Washington v. Capital Cab Cooperative Ass'n

363 A.2d 305 | D.C. | 1976

Lead Opinion

GALLAGHER, Associate Judge:

This is an appeal from the entry of judgment for the defendant, Capitol Cab Cooperative Association, Inc., at the close of the plaintiff’s (appellant) case in this automobile negligence case tried before a jury.

The plaintiff testified he was driving east on M Street, Southwest, at 8 a.m. Traffic was “pretty heavy”. There was a bus slightly in front of him in the lane next to him as he approached the intersection at Delaware Avenue where he collided with the rear side of a taxicab driven by Russell and owned by the Capitol Cab Cooperative Association, Inc. Plaintiff saw the taxicab a second or two before impact. There; was no light at the intersection.
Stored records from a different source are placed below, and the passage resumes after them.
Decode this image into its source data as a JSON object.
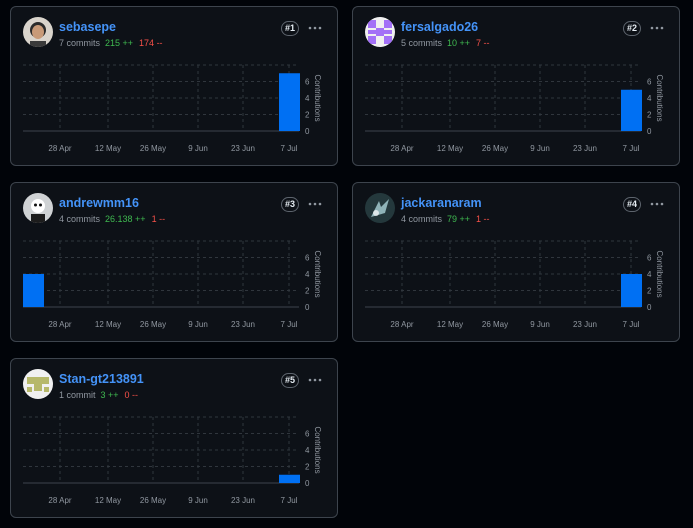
{
  "colors": {
    "accent": "#4493f8",
    "bar": "#0070f3",
    "additions": "#3fb950",
    "deletions": "#f85149"
  },
  "icons": {
    "menu": "kebab-horizontal-icon"
  },
  "chart_data": [
    {
      "type": "bar",
      "categories": [
        "28 Apr",
        "12 May",
        "26 May",
        "9 Jun",
        "23 Jun",
        "7 Jul"
      ],
      "x_range": [
        "2025-04-21",
        "2025-07-13"
      ],
      "bars": [
        {
          "week": "7 Jul",
          "value": 7
        }
      ],
      "ylabel": "Contributions",
      "yticks": [
        0,
        2,
        4,
        6
      ],
      "ylim": [
        0,
        8
      ],
      "grid": true
    },
    {
      "type": "bar",
      "categories": [
        "28 Apr",
        "12 May",
        "26 May",
        "9 Jun",
        "23 Jun",
        "7 Jul"
      ],
      "x_range": [
        "2025-04-21",
        "2025-07-13"
      ],
      "bars": [
        {
          "week": "7 Jul",
          "value": 5
        }
      ],
      "ylabel": "Contributions",
      "yticks": [
        0,
        2,
        4,
        6
      ],
      "ylim": [
        0,
        8
      ],
      "grid": true
    },
    {
      "type": "bar",
      "categories": [
        "28 Apr",
        "12 May",
        "26 May",
        "9 Jun",
        "23 Jun",
        "7 Jul"
      ],
      "x_range": [
        "2025-04-21",
        "2025-07-13"
      ],
      "bars": [
        {
          "week": "21 Apr",
          "value": 4
        }
      ],
      "ylabel": "Contributions",
      "yticks": [
        0,
        2,
        4,
        6
      ],
      "ylim": [
        0,
        8
      ],
      "grid": true
    },
    {
      "type": "bar",
      "categories": [
        "28 Apr",
        "12 May",
        "26 May",
        "9 Jun",
        "23 Jun",
        "7 Jul"
      ],
      "x_range": [
        "2025-04-21",
        "2025-07-13"
      ],
      "bars": [
        {
          "week": "7 Jul",
          "value": 4
        }
      ],
      "ylabel": "Contributions",
      "yticks": [
        0,
        2,
        4,
        6
      ],
      "ylim": [
        0,
        8
      ],
      "grid": true
    },
    {
      "type": "bar",
      "categories": [
        "28 Apr",
        "12 May",
        "26 May",
        "9 Jun",
        "23 Jun",
        "7 Jul"
      ],
      "x_range": [
        "2025-04-21",
        "2025-07-13"
      ],
      "bars": [
        {
          "week": "7 Jul",
          "value": 1
        }
      ],
      "ylabel": "Contributions",
      "yticks": [
        0,
        2,
        4,
        6
      ],
      "ylim": [
        0,
        8
      ],
      "grid": true
    }
  ],
  "contributors": [
    {
      "username": "sebasepe",
      "commits": "7 commits",
      "additions": "215 ++",
      "deletions": "174 --",
      "rank": "#1",
      "avatar": "photo-avatar"
    },
    {
      "username": "fersalgado26",
      "commits": "5 commits",
      "additions": "10 ++",
      "deletions": "7 --",
      "rank": "#2",
      "avatar": "purple-identicon",
      "avatar_color": "#a371f7"
    },
    {
      "username": "andrewmm16",
      "commits": "4 commits",
      "additions": "26.138 ++",
      "deletions": "1 --",
      "rank": "#3",
      "avatar": "photo-avatar"
    },
    {
      "username": "jackaranaram",
      "commits": "4 commits",
      "additions": "79 ++",
      "deletions": "1 --",
      "rank": "#4",
      "avatar": "photo-avatar"
    },
    {
      "username": "Stan-gt213891",
      "commits": "1 commit",
      "additions": "3 ++",
      "deletions": "0 --",
      "rank": "#5",
      "avatar": "olive-identicon",
      "avatar_color": "#b6b86a"
    }
  ]
}
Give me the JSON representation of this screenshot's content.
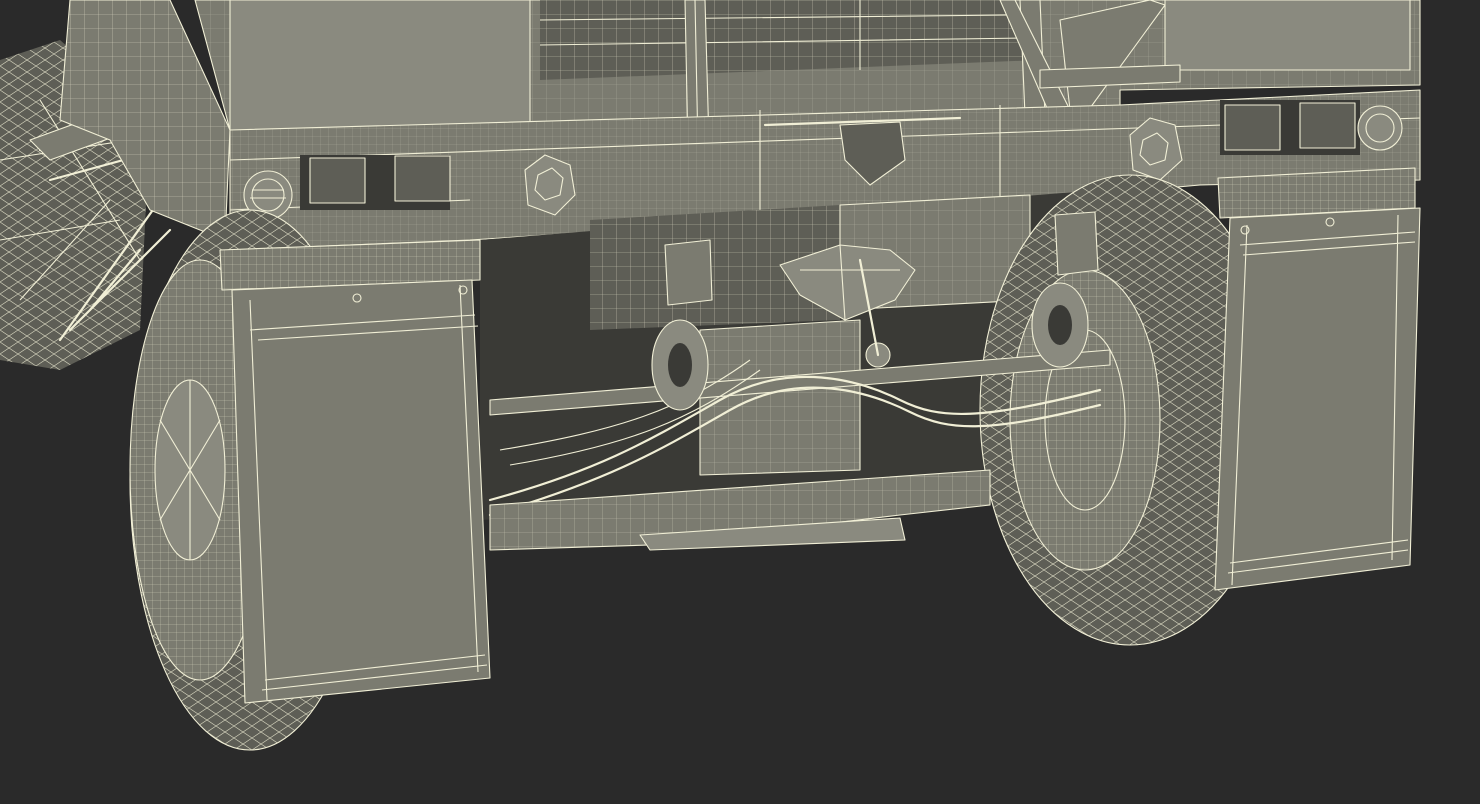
{
  "scene": {
    "background": "#2a2a2a",
    "mesh_fill": "#7b7b70",
    "mesh_fill_dark": "#5e5e56",
    "mesh_fill_light": "#8a8a7f",
    "shadow_fill": "#3a3a36",
    "wire_color": "#f1efd6"
  }
}
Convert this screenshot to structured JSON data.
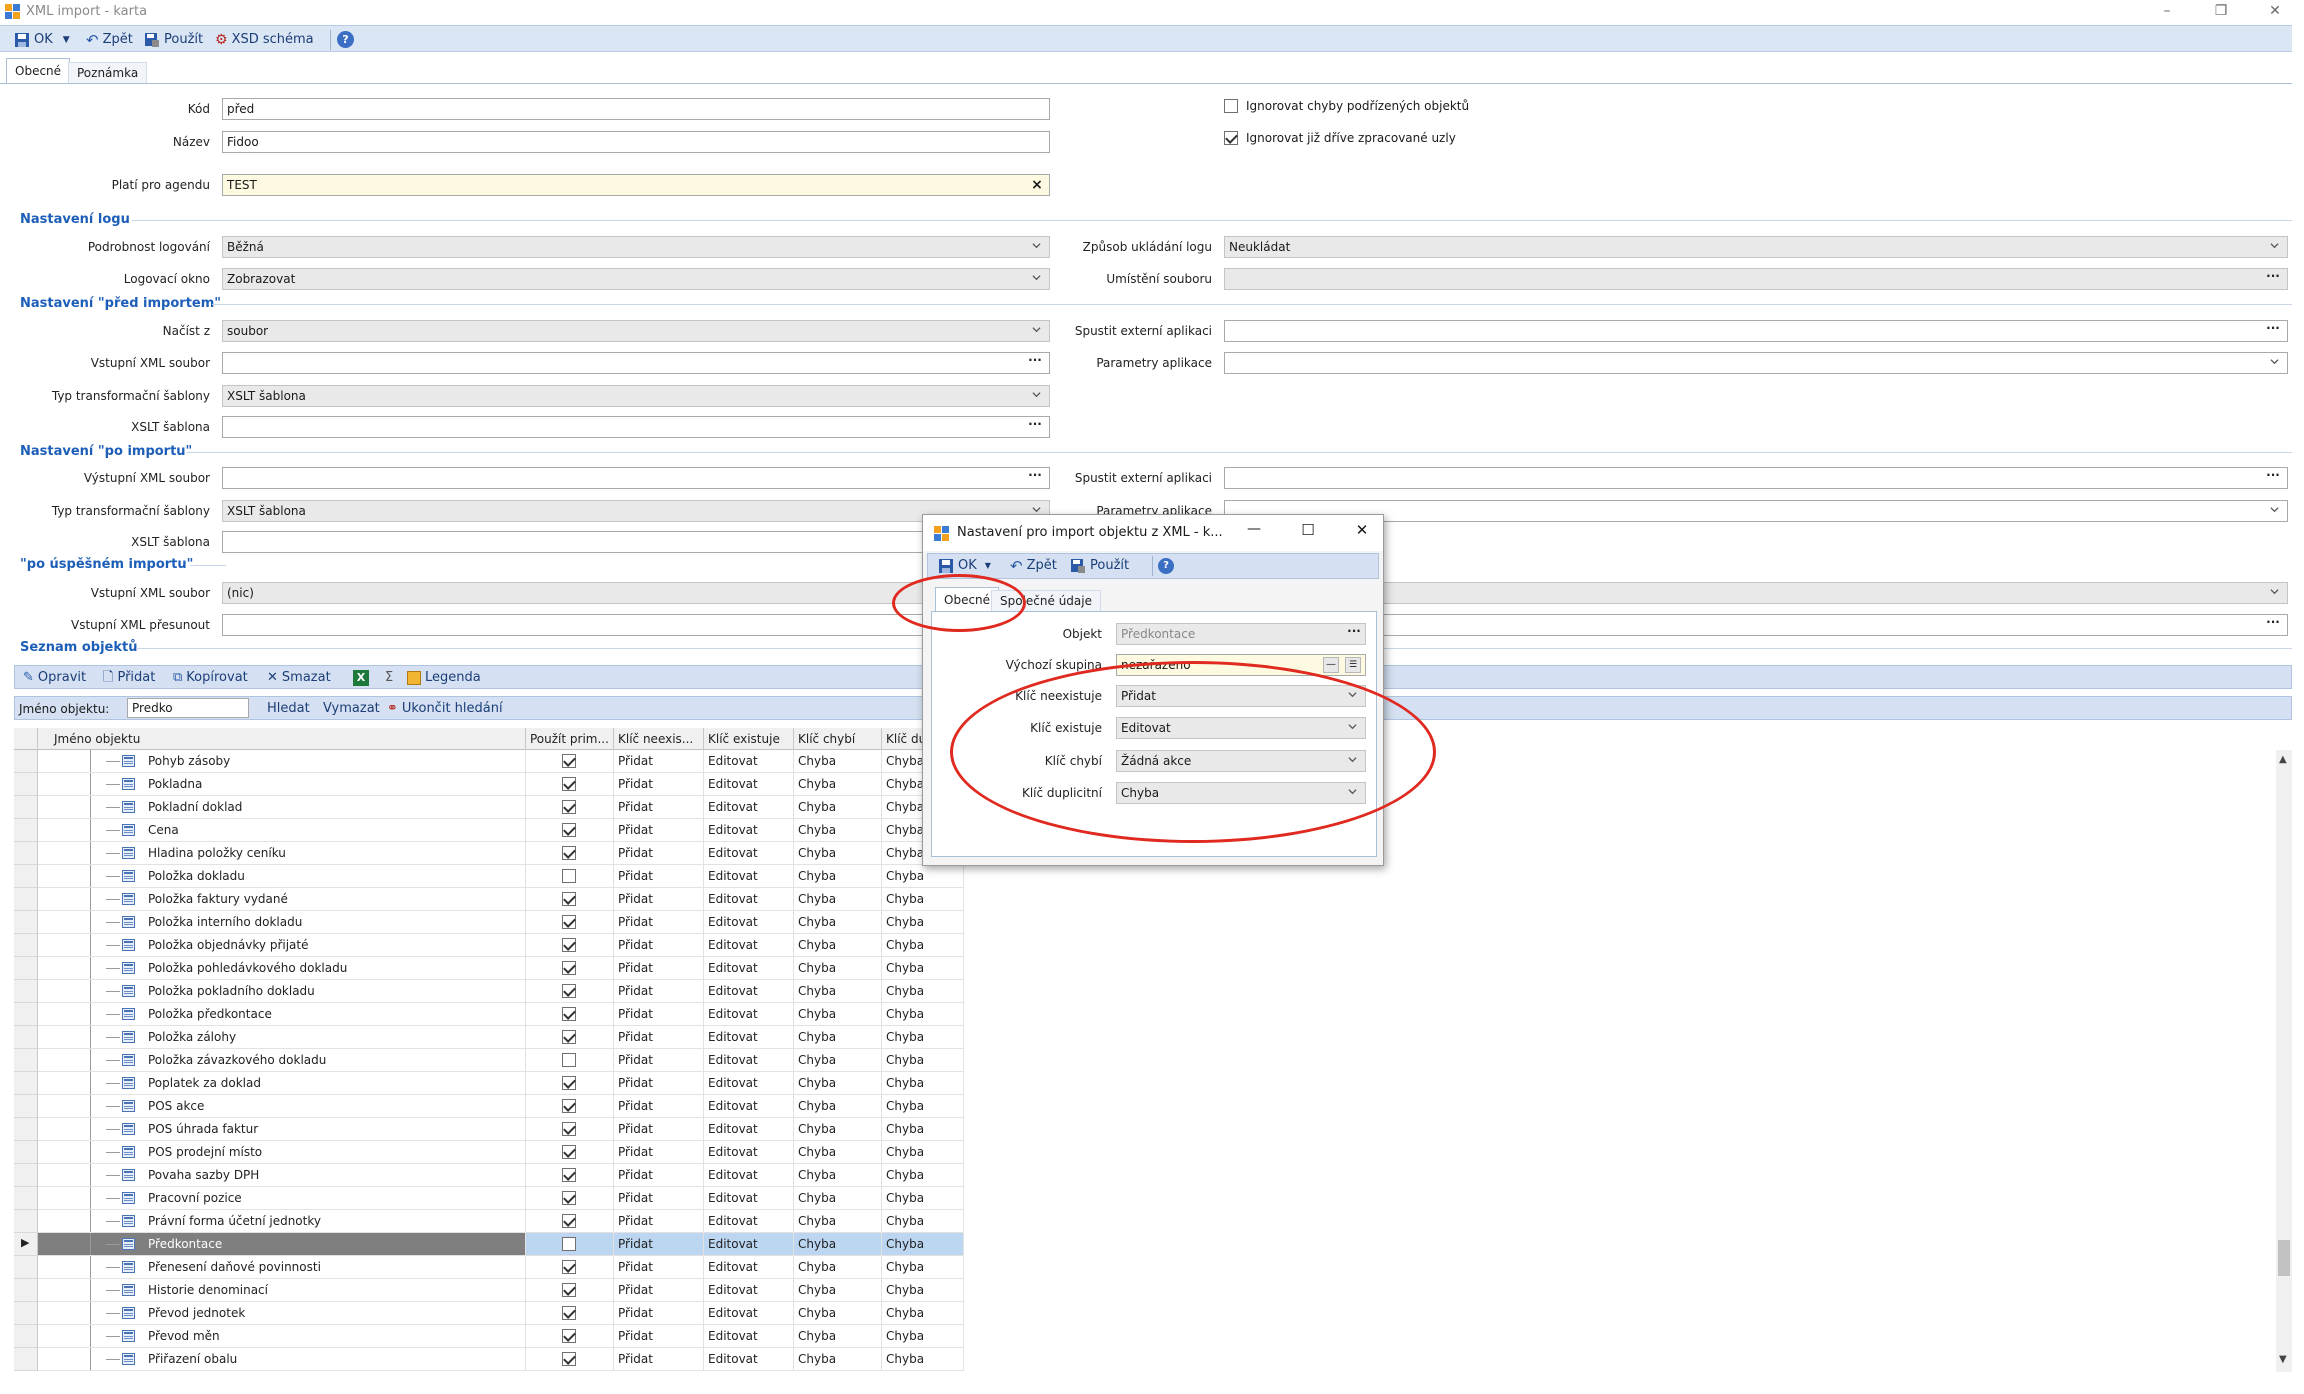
{
  "window": {
    "title": "XML import - karta",
    "minimize": "–",
    "restore": "❐",
    "close": "✕"
  },
  "toolbar": {
    "ok": "OK",
    "back": "Zpět",
    "apply": "Použít",
    "xsd": "XSD schéma"
  },
  "tabs": {
    "general": "Obecné",
    "note": "Poznámka"
  },
  "form": {
    "kod_label": "Kód",
    "kod_value": "před",
    "nazev_label": "Název",
    "nazev_value": "Fidoo",
    "agenda_label": "Platí pro agendu",
    "agenda_value": "TEST",
    "ignore_child_errors": "Ignorovat chyby podřízených objektů",
    "ignore_processed": "Ignorovat již dříve zpracované uzly"
  },
  "log_section": {
    "title": "Nastavení logu",
    "detail_label": "Podrobnost logování",
    "detail_value": "Běžná",
    "window_label": "Logovací okno",
    "window_value": "Zobrazovat",
    "save_label": "Způsob ukládání logu",
    "save_value": "Neukládat",
    "location_label": "Umístění souboru"
  },
  "before_section": {
    "title": "Nastavení \"před importem\"",
    "load_label": "Načíst z",
    "load_value": "soubor",
    "input_xml_label": "Vstupní XML soubor",
    "transform_label": "Typ transformační šablony",
    "transform_value": "XSLT šablona",
    "xslt_label": "XSLT šablona",
    "ext_app_label": "Spustit externí aplikaci",
    "app_params_label": "Parametry aplikace"
  },
  "after_section": {
    "title": "Nastavení \"po importu\"",
    "output_xml_label": "Výstupní XML soubor",
    "transform_label": "Typ transformační šablony",
    "transform_value": "XSLT šablona",
    "xslt_label": "XSLT šablona",
    "ext_app_label": "Spustit externí aplikaci",
    "app_params_label": "Parametry aplikace"
  },
  "success_section": {
    "title": "\"po úspěšném importu\"",
    "input_xml_label": "Vstupní XML soubor",
    "input_xml_value": "(nic)",
    "move_label": "Vstupní XML přesunout"
  },
  "objects_section": {
    "title": "Seznam objektů",
    "edit": "Opravit",
    "add": "Přidat",
    "copy": "Kopírovat",
    "delete": "Smazat",
    "sigma": "Σ",
    "legend": "Legenda",
    "filter_label": "Jméno objektu:",
    "filter_value": "Predko",
    "search": "Hledat",
    "clear": "Vymazat",
    "end_search": "Ukončit hledání"
  },
  "grid": {
    "columns": [
      "Jméno objektu",
      "Použít prim...",
      "Klíč neexis...",
      "Klíč existuje",
      "Klíč chybí",
      "Klíč dup"
    ],
    "rows": [
      {
        "name": "Pohyb zásoby",
        "checked": true,
        "c1": "Přidat",
        "c2": "Editovat",
        "c3": "Chyba",
        "c4": "Chyba"
      },
      {
        "name": "Pokladna",
        "checked": true,
        "c1": "Přidat",
        "c2": "Editovat",
        "c3": "Chyba",
        "c4": "Chyba"
      },
      {
        "name": "Pokladní doklad",
        "checked": true,
        "c1": "Přidat",
        "c2": "Editovat",
        "c3": "Chyba",
        "c4": "Chyba"
      },
      {
        "name": "Cena",
        "checked": true,
        "c1": "Přidat",
        "c2": "Editovat",
        "c3": "Chyba",
        "c4": "Chyba"
      },
      {
        "name": "Hladina položky ceníku",
        "checked": true,
        "c1": "Přidat",
        "c2": "Editovat",
        "c3": "Chyba",
        "c4": "Chyba"
      },
      {
        "name": "Položka dokladu",
        "checked": false,
        "c1": "Přidat",
        "c2": "Editovat",
        "c3": "Chyba",
        "c4": "Chyba"
      },
      {
        "name": "Položka faktury vydané",
        "checked": true,
        "c1": "Přidat",
        "c2": "Editovat",
        "c3": "Chyba",
        "c4": "Chyba"
      },
      {
        "name": "Položka interního dokladu",
        "checked": true,
        "c1": "Přidat",
        "c2": "Editovat",
        "c3": "Chyba",
        "c4": "Chyba"
      },
      {
        "name": "Položka objednávky přijaté",
        "checked": true,
        "c1": "Přidat",
        "c2": "Editovat",
        "c3": "Chyba",
        "c4": "Chyba"
      },
      {
        "name": "Položka pohledávkového dokladu",
        "checked": true,
        "c1": "Přidat",
        "c2": "Editovat",
        "c3": "Chyba",
        "c4": "Chyba"
      },
      {
        "name": "Položka pokladního dokladu",
        "checked": true,
        "c1": "Přidat",
        "c2": "Editovat",
        "c3": "Chyba",
        "c4": "Chyba"
      },
      {
        "name": "Položka předkontace",
        "checked": true,
        "c1": "Přidat",
        "c2": "Editovat",
        "c3": "Chyba",
        "c4": "Chyba"
      },
      {
        "name": "Položka zálohy",
        "checked": true,
        "c1": "Přidat",
        "c2": "Editovat",
        "c3": "Chyba",
        "c4": "Chyba"
      },
      {
        "name": "Položka závazkového dokladu",
        "checked": false,
        "c1": "Přidat",
        "c2": "Editovat",
        "c3": "Chyba",
        "c4": "Chyba"
      },
      {
        "name": "Poplatek za doklad",
        "checked": true,
        "c1": "Přidat",
        "c2": "Editovat",
        "c3": "Chyba",
        "c4": "Chyba"
      },
      {
        "name": "POS akce",
        "checked": true,
        "c1": "Přidat",
        "c2": "Editovat",
        "c3": "Chyba",
        "c4": "Chyba"
      },
      {
        "name": "POS úhrada faktur",
        "checked": true,
        "c1": "Přidat",
        "c2": "Editovat",
        "c3": "Chyba",
        "c4": "Chyba"
      },
      {
        "name": "POS prodejní místo",
        "checked": true,
        "c1": "Přidat",
        "c2": "Editovat",
        "c3": "Chyba",
        "c4": "Chyba"
      },
      {
        "name": "Povaha sazby DPH",
        "checked": true,
        "c1": "Přidat",
        "c2": "Editovat",
        "c3": "Chyba",
        "c4": "Chyba"
      },
      {
        "name": "Pracovní pozice",
        "checked": true,
        "c1": "Přidat",
        "c2": "Editovat",
        "c3": "Chyba",
        "c4": "Chyba"
      },
      {
        "name": "Právní forma účetní jednotky",
        "checked": true,
        "c1": "Přidat",
        "c2": "Editovat",
        "c3": "Chyba",
        "c4": "Chyba"
      },
      {
        "name": "Předkontace",
        "checked": false,
        "selected": true,
        "c1": "Přidat",
        "c2": "Editovat",
        "c3": "Chyba",
        "c4": "Chyba"
      },
      {
        "name": "Přenesení daňové povinnosti",
        "checked": true,
        "c1": "Přidat",
        "c2": "Editovat",
        "c3": "Chyba",
        "c4": "Chyba"
      },
      {
        "name": "Historie denominací",
        "checked": true,
        "c1": "Přidat",
        "c2": "Editovat",
        "c3": "Chyba",
        "c4": "Chyba"
      },
      {
        "name": "Převod jednotek",
        "checked": true,
        "c1": "Přidat",
        "c2": "Editovat",
        "c3": "Chyba",
        "c4": "Chyba"
      },
      {
        "name": "Převod měn",
        "checked": true,
        "c1": "Přidat",
        "c2": "Editovat",
        "c3": "Chyba",
        "c4": "Chyba"
      },
      {
        "name": "Přiřazení obalu",
        "checked": true,
        "c1": "Přidat",
        "c2": "Editovat",
        "c3": "Chyba",
        "c4": "Chyba"
      }
    ]
  },
  "dialog": {
    "title": "Nastavení pro import objektu z XML - k...",
    "minimize": "—",
    "maximize": "☐",
    "close": "✕",
    "ok": "OK",
    "back": "Zpět",
    "apply": "Použít",
    "tab_general": "Obecné",
    "tab_shared": "Společné údaje",
    "object_label": "Objekt",
    "object_value": "Předkontace",
    "group_label": "Výchozí skupina",
    "group_value": "nezařazeno",
    "key_missing_label": "Klíč neexistuje",
    "key_missing_value": "Přidat",
    "key_exists_label": "Klíč existuje",
    "key_exists_value": "Editovat",
    "key_absent_label": "Klíč chybí",
    "key_absent_value": "Žádná akce",
    "key_dup_label": "Klíč duplicitní",
    "key_dup_value": "Chyba"
  },
  "colors": {
    "accent": "#1d5fb8",
    "toolbar": "#dbe6f5",
    "highlight": "#e0291f",
    "selected_row": "#bcd6f2"
  }
}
Plaintiff testified that as he crossed the intersection he was to the left of and behind the bus.

The trial court directed a verdict at the close of plaintiff’s case and entered judgment for the defendant. This ruling was based upon the finding that the plaintiff was guilty of contributory negligence as a matter of law under our decision in Frager v. Pecot, D.C.App., 327 A.2d 306 (1974), and cases there cited. We reverse.

The doctrine set forth in Frager v. Pecot, supra, governs in the unusual case where it is beyond serious dispute that the plaintiff was not observing as he drove and, because of this, in entering an intersection failed to see what was clearly there to be seen; and this was a substantial factor in the causation of the accident. D.C. Transit System, Inc. v. Harris, D.C.App., 284 A.2d 277, 279 (1971).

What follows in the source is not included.